Guilford County Property Management Director Sandy Woodard said the generator runs on diesel fuel. She said she didn’t know the exact reason for the location chosen for it, but she said she knows there are concerns about transporting diesel fuel into and through a building.
Woodard added that the generator seemed larger out in the open in its new location than it did in its old one.
“It didn’t look that big,” she said.
She said that the IS Department’s servers had to have backup power available because they control everything from county payroll to data services for the Sheriff’s Department and the Emergency Services and those servers.
Greensboro Mayor Robbie Perkins was quick to point out that even though the generator is near city property, its placement there wasn’t the city’s doing.
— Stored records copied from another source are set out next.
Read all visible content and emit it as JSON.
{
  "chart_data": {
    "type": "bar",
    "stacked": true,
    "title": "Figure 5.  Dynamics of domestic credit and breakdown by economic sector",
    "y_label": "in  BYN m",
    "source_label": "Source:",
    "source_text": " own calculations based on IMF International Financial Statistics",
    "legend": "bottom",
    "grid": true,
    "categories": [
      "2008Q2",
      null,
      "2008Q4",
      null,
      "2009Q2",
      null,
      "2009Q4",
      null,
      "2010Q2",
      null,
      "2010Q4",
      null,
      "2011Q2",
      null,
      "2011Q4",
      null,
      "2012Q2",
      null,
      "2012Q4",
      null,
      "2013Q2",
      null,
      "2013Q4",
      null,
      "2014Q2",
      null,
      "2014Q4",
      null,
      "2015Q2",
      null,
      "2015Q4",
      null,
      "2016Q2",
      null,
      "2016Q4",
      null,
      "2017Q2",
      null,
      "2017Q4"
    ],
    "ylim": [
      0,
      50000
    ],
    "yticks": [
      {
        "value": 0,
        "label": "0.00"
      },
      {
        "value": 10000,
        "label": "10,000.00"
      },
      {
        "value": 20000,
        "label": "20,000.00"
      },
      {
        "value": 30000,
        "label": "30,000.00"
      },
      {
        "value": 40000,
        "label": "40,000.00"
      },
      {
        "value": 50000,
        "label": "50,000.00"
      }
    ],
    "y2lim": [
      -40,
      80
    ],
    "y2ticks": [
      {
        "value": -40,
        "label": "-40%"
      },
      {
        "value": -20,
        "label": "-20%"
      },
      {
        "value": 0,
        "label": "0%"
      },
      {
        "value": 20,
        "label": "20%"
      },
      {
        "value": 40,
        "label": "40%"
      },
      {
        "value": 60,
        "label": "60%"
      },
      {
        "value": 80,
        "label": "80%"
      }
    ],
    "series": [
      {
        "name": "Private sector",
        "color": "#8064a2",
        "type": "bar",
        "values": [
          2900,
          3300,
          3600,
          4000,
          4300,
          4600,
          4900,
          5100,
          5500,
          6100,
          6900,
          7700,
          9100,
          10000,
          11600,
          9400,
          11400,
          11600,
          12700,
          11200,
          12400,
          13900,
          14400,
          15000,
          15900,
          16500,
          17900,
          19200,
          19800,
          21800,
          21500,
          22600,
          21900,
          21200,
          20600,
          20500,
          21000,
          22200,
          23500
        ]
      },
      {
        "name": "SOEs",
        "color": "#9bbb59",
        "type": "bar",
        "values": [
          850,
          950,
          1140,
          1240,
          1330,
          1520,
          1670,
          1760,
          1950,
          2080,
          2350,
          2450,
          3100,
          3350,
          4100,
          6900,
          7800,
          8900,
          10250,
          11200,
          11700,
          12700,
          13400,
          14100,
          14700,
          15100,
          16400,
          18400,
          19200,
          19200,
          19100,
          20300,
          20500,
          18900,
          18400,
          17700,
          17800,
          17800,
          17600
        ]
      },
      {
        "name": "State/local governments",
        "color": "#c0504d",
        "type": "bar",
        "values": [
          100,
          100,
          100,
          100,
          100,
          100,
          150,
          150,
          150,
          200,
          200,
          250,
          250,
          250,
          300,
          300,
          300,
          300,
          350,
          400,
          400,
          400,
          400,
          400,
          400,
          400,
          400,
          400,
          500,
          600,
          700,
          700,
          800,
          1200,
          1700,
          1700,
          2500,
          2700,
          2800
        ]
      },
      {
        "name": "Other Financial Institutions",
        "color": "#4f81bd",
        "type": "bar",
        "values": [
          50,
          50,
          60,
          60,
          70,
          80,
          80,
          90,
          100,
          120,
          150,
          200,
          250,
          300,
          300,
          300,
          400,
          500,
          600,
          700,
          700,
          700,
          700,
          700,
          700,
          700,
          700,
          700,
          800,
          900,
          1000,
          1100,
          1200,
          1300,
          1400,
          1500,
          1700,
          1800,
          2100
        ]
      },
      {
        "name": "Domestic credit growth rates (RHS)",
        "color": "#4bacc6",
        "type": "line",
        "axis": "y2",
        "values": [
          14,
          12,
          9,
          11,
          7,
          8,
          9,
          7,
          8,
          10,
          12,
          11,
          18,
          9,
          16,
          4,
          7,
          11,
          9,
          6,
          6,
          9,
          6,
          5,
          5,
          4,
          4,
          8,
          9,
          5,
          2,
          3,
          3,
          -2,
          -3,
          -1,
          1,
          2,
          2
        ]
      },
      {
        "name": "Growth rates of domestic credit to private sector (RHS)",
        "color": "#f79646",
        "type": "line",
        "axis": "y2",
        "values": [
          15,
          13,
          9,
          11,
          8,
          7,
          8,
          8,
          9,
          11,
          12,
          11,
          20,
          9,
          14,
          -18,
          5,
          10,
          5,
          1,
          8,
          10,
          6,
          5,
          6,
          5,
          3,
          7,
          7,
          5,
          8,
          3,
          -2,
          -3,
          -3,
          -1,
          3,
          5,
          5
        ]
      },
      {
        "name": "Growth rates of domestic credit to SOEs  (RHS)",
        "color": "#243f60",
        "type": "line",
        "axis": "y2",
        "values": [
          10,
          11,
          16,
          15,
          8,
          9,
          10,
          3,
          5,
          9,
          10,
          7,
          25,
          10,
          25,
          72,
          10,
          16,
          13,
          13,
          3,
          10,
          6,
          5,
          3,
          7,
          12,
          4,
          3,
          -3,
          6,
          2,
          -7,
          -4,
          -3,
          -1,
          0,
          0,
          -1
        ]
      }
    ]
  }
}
“It’s not a city generator,” Perkins said. “The county can do what it wants.”
The mayor said that wasn’t the only case of a generator that he wished were more out of sight.
“It’s unfortunate that these things are ugly and noisy – and that they have to be started from time to time to test them out,” Perkins said.
Perkins added that there are other office buildings in Greensboro that have this type of generator, but typically those generators are placed out of the way and fenced in, or other measures are taken to make them less visible.
“The reason you don’t notice them more is because they hide them,” Perkins said.
Thigpen, who couldn’t stop laughing as he considered the implications of the new giant generator that’s right out in front of his deeds office, said he was concerned that the security officer in the parking lot who sits a few feet away from it might be in danger of losing his hearing. But Thigpen also said county residents might now see more high-powered bands performing at the city’s main plaza.
Thigpen added one more benefit to his list of possibilities.
“If the city ever loses power,” he said, “there’s going to be a party at the Register of Deeds office.”